Na sexta-feira, 17 de abril, por exemplo, chegaram a estar ativos cerca de 53 anúncios (https://ghostarchive.org/archive/Z36DX?wr=false), 19 dos quais em Portugal: https://ghostarchive.org/archive/P7vew?wr=false (escolher a opção “Archived page not displaying properly? Click here” caso o arquivo não esteja visível).
À semelhança de outras fraudes promovidas através das redes sociais, os anúncios nem sempre têm ligação direta à página fraudulenta.
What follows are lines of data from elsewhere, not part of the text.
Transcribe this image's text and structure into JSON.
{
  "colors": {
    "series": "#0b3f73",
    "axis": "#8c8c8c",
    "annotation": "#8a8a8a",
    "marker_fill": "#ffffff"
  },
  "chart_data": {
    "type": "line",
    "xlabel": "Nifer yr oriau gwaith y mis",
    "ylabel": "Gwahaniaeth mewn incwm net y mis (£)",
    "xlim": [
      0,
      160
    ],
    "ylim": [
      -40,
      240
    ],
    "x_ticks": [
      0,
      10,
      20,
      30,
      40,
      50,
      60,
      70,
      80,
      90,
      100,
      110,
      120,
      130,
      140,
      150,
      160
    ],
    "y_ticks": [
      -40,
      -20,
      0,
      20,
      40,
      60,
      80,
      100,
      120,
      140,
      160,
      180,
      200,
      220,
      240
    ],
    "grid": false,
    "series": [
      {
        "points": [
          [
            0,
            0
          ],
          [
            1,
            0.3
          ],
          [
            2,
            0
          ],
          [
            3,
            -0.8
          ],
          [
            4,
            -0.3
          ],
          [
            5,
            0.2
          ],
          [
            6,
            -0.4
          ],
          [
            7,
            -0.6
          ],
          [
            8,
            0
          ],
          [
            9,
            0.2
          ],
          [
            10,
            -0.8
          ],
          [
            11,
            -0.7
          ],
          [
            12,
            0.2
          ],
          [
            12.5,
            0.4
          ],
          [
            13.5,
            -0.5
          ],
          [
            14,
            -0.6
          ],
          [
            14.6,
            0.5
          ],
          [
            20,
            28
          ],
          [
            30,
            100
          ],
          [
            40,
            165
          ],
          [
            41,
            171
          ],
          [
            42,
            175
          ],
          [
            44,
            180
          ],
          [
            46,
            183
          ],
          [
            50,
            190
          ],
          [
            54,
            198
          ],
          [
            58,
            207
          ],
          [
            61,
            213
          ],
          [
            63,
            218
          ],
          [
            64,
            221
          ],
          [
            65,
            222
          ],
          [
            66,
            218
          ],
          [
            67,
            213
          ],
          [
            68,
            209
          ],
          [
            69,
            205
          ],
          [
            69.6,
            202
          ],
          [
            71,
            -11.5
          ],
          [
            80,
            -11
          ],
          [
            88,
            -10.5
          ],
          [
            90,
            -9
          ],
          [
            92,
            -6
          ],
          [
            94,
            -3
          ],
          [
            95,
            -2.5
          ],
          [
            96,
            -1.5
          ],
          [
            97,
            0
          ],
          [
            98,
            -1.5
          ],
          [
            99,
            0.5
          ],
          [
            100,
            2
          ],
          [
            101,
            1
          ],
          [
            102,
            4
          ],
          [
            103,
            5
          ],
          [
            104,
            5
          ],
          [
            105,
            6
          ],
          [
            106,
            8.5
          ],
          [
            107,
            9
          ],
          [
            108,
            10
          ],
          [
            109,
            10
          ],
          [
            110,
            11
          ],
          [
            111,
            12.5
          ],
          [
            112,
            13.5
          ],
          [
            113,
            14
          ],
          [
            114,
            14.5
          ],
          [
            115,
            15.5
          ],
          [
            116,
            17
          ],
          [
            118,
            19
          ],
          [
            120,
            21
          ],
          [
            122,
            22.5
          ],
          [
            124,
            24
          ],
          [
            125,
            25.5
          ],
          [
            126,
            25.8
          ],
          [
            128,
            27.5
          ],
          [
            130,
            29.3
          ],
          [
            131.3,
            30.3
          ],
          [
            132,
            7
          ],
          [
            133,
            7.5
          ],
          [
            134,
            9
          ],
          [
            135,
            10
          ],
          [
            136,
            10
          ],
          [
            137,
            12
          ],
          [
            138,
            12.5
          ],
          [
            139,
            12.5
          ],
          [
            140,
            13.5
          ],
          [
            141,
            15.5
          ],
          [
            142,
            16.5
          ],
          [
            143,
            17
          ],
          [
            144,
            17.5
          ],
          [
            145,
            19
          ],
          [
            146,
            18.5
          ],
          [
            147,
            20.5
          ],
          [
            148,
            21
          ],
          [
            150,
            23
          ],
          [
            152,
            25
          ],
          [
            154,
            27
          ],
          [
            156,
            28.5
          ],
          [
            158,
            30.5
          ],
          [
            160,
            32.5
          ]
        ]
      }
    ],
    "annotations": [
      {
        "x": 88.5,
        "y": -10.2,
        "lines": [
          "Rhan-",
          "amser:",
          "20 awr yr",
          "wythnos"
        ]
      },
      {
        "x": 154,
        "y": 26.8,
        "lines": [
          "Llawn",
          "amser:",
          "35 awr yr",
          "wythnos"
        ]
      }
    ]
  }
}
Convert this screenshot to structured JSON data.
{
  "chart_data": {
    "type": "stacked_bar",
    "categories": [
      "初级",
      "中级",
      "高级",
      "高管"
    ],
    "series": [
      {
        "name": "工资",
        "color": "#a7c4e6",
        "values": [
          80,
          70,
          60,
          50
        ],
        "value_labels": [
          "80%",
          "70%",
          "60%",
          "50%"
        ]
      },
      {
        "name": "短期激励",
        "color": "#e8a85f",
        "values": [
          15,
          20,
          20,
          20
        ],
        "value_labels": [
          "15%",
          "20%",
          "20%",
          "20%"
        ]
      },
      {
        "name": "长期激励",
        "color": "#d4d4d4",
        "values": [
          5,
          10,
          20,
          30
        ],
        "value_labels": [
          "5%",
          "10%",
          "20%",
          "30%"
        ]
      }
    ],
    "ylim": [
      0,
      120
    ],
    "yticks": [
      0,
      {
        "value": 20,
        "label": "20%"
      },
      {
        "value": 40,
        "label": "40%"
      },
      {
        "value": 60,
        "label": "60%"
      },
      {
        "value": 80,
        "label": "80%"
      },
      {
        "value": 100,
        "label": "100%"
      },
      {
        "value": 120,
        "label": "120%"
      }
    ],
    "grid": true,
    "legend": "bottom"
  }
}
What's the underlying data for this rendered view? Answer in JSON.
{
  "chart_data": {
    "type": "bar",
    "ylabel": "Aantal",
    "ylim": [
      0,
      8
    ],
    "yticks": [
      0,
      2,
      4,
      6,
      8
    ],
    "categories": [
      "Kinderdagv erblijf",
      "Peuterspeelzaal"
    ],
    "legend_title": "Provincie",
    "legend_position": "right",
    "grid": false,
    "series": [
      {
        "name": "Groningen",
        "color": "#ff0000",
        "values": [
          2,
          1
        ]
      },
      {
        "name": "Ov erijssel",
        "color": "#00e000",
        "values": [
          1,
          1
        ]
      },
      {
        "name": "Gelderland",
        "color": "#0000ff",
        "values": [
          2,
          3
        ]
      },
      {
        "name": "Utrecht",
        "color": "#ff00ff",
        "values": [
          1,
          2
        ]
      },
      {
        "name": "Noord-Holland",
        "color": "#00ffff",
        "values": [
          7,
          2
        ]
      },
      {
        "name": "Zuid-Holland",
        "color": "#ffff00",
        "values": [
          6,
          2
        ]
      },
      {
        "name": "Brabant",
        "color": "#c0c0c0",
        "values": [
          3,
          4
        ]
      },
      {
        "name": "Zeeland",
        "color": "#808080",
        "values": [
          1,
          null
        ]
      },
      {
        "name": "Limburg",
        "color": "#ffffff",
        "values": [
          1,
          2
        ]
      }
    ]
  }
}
Nos casos analisados pela Lusa Verifica, quando estão ativos há um direcionamento para um url com um falso artigo do jornal ECO, no qual são promovidas plataformas de ‘trading’ de criptoativos com nomes como Valor Gestência, Vasto Câmbiante, Cunha Investório, Savenix AI ou Rápida Fundovka, entre outros.
Destas, até ao momento apenas foi detetada ligação a um url dedicado para a Rápida Fundovka (https://archive.ph/jWOx5), mas todas as outras utilizam urls dinâmicos com o mesmo conteúdo ou semelhante, bem como nomes de outras plataformas de ‘trading’ já conhecidas de outras fraudes, e também recorrem à utilização abusiva de outras figuras públicas que alegadamente recomendam o negócio, como investidores como Warren Buffett e Larry Fink, ou mesmo o humorista Ricardo Araújo Pereira.
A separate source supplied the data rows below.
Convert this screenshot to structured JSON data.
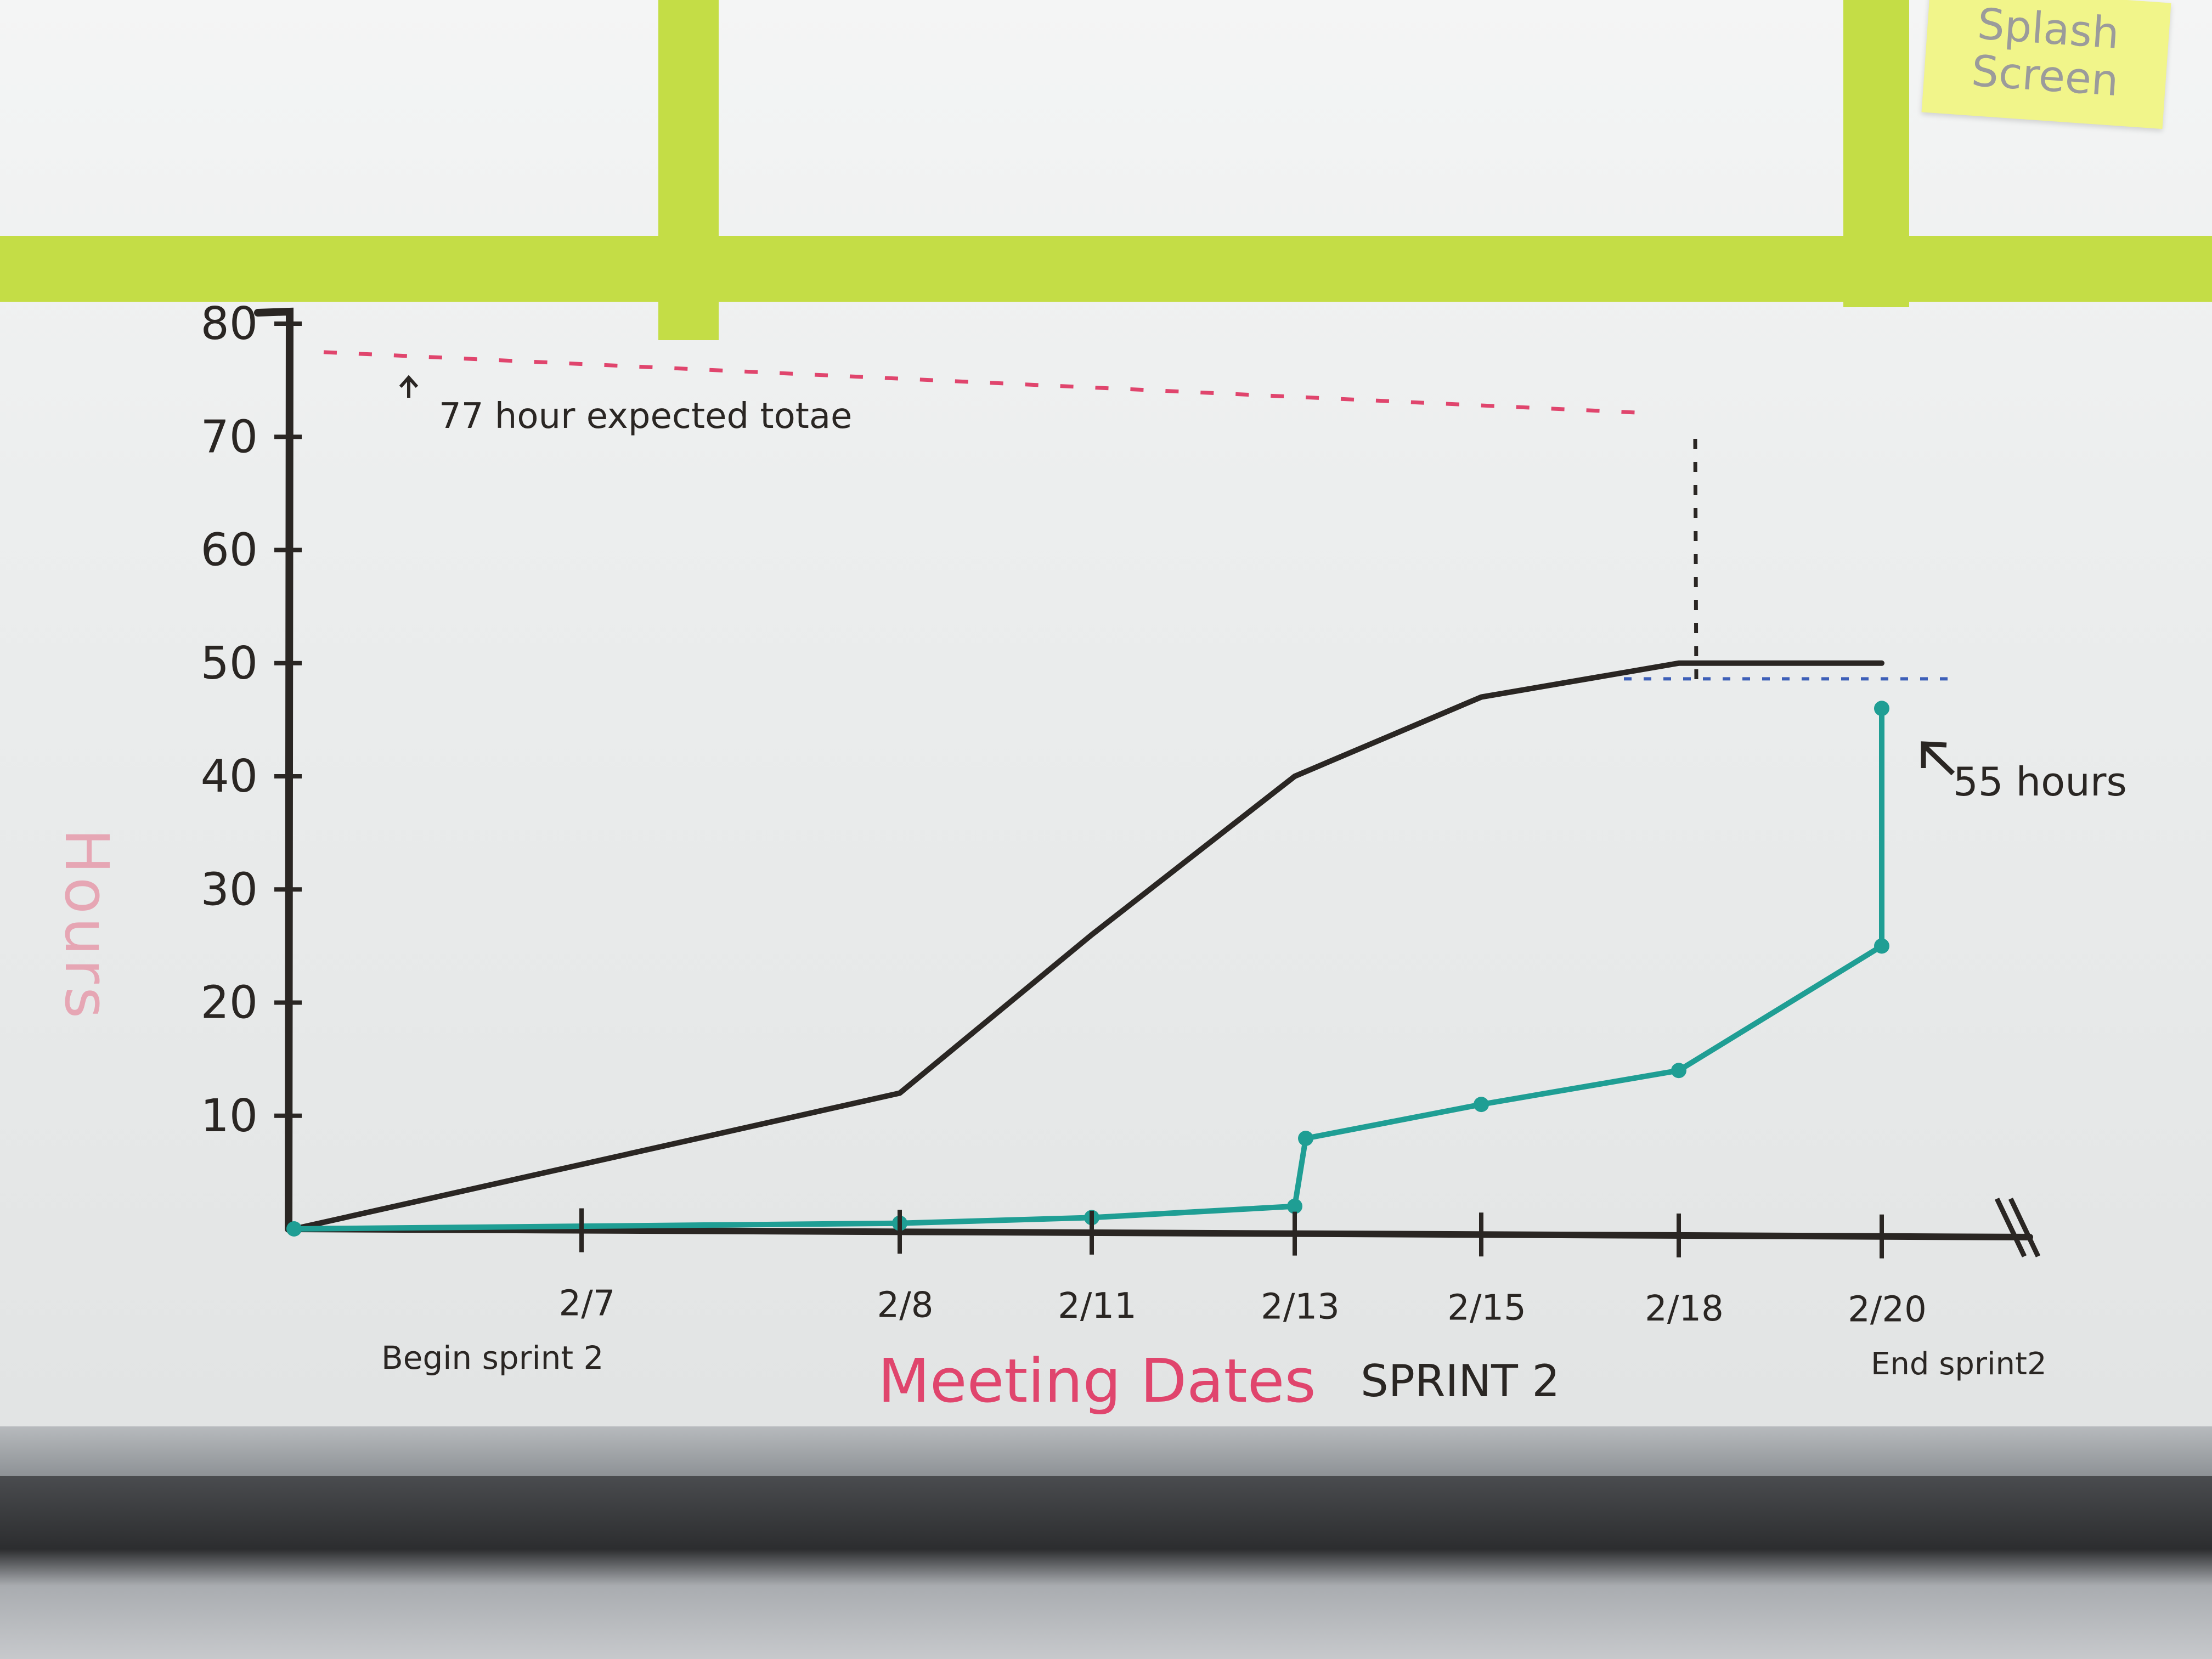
{
  "sticky_note": {
    "text": "Splash Screen"
  },
  "chart_data": {
    "type": "line",
    "title": "",
    "ylabel": "Hours",
    "xlabel": "Meeting Dates",
    "xlabel_suffix": "SPRINT 2",
    "ylim": [
      0,
      80
    ],
    "y_ticks": [
      10,
      20,
      30,
      40,
      50,
      60,
      70,
      80
    ],
    "y_tick_labels": [
      "10",
      "20",
      "30",
      "40",
      "50",
      "60",
      "70",
      "80"
    ],
    "x_categories": [
      "2/7",
      "2/8",
      "2/11",
      "2/13",
      "2/15",
      "2/18",
      "2/20"
    ],
    "x_annotations": {
      "start": "Begin sprint 2",
      "end": "End sprint2"
    },
    "series": [
      {
        "color": "#2a2623",
        "x": [
          0,
          1,
          2,
          3,
          4,
          5,
          6,
          6.3
        ],
        "values": [
          0,
          12,
          26,
          40,
          47,
          50,
          50,
          50
        ]
      },
      {
        "color": "#1f9e94",
        "x": [
          0,
          1,
          2,
          3,
          3.0,
          4,
          5,
          6,
          6.3
        ],
        "values": [
          0,
          0.5,
          1,
          2,
          8,
          11,
          14,
          25,
          46
        ]
      }
    ],
    "reference_line": {
      "value": 77,
      "color": "#e0456d",
      "label": "77 hour expected totae"
    },
    "target_line": {
      "value": 49,
      "color": "#3d5fb8"
    },
    "annotation_end": "55 hours"
  }
}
Quando o link da publicação patrocinada ou anúncio não está ativo no Facebook, o esquema direciona para uma constelação de dezenas de páginas falsas como esta: https://archive.ph/dV3h4, sem ligação direta aparente com as páginas das plataformas de criptoativos.
Estão também a ser usadas outras páginas do Facebook igualmente ‘hackeadas’, como a da artista italiana Alma Manera, cujos atuais administradores já pagaram quase 300 anúncios para um esquema idêntico, todos já removidos (https://ghostarchive.org/archive/qkzsi?wr=false), aqui com recurso a pequenos vídeos gerados por IA sobre uma alegada agressão entre ‘clones’ mais inverosímeis de Álvaro Santos Pereira e de Camilo Lourenço: https://archive.ph/2gZlc (exemplo).
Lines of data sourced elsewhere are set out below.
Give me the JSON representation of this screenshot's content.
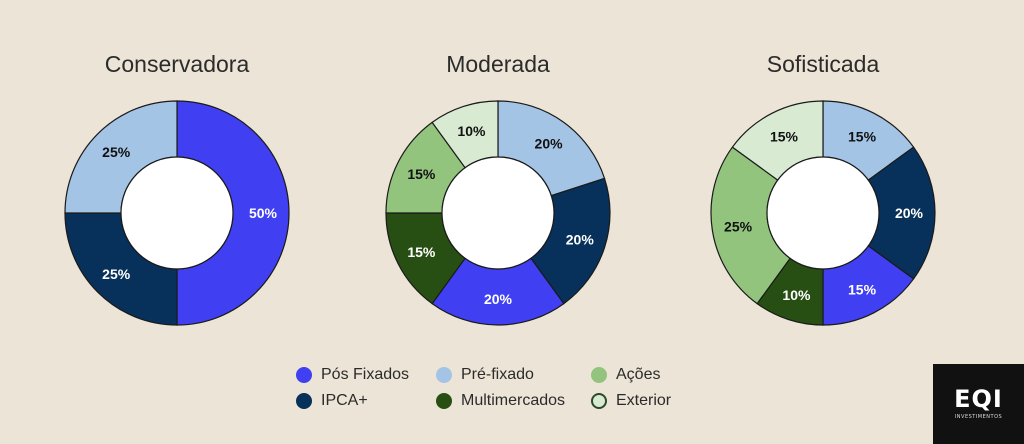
{
  "colors": {
    "pos_fixados": "#4040f2",
    "pre_fixado": "#a4c4e6",
    "ipca": "#07315a",
    "multimercados": "#274e13",
    "acoes": "#93c47d",
    "exterior": "#d9ead3",
    "outline": "#1a1a1a"
  },
  "chart_data": [
    {
      "type": "pie",
      "title": "Conservadora",
      "slices": [
        {
          "key": "pos_fixados",
          "label": "50%",
          "value": 50
        },
        {
          "key": "ipca",
          "label": "25%",
          "value": 25
        },
        {
          "key": "pre_fixado",
          "label": "25%",
          "value": 25
        }
      ]
    },
    {
      "type": "pie",
      "title": "Moderada",
      "slices": [
        {
          "key": "pre_fixado",
          "label": "20%",
          "value": 20
        },
        {
          "key": "ipca",
          "label": "20%",
          "value": 20
        },
        {
          "key": "pos_fixados",
          "label": "20%",
          "value": 20
        },
        {
          "key": "multimercados",
          "label": "15%",
          "value": 15
        },
        {
          "key": "acoes",
          "label": "15%",
          "value": 15
        },
        {
          "key": "exterior",
          "label": "10%",
          "value": 10
        }
      ]
    },
    {
      "type": "pie",
      "title": "Sofisticada",
      "slices": [
        {
          "key": "pre_fixado",
          "label": "15%",
          "value": 15
        },
        {
          "key": "ipca",
          "label": "20%",
          "value": 20
        },
        {
          "key": "pos_fixados",
          "label": "15%",
          "value": 15
        },
        {
          "key": "multimercados",
          "label": "10%",
          "value": 10
        },
        {
          "key": "acoes",
          "label": "25%",
          "value": 25
        },
        {
          "key": "exterior",
          "label": "15%",
          "value": 15
        }
      ]
    }
  ],
  "legend": [
    {
      "key": "pos_fixados",
      "label": "Pós Fixados"
    },
    {
      "key": "pre_fixado",
      "label": "Pré-fixado"
    },
    {
      "key": "acoes",
      "label": "Ações"
    },
    {
      "key": "ipca",
      "label": "IPCA+"
    },
    {
      "key": "multimercados",
      "label": "Multimercados"
    },
    {
      "key": "exterior",
      "label": "Exterior"
    }
  ],
  "logo": {
    "mark": "EQI",
    "subtitle": "INVESTIMENTOS"
  }
}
Além deste caso, circulam outras fraudes idênticas com outras figuras públicas como os pivôs José Rodrigues dos Santos ou Rodrigo Guedes de Carvalho e um responsável do Banco Santander, como também já foi denunciado na plataforma Madeira Opina: https://archive.ph/5cncU, mas também foram detetadas fraudes associadas a nomes como a pivô Clara de Sousa e o escritor António Lobo Antunes.
Avaliação Lusa Verifica: Falso
São falsos os anúncios e as páginas que promovem um negócio milionário que teria irritado o administrador do Banco de Portugal, Álvaro Santos Pereira, durante um programa televisivo.
É também falso que o jornalista Camilo Lourenço tenha promovido um tal investimento.
À semelhança de casos anteriores, trata-se de um esquema fraudulento que recorre à utilização abusiva da imagem de várias figuras públicas para promover plataformas de comercialização de criptoativos.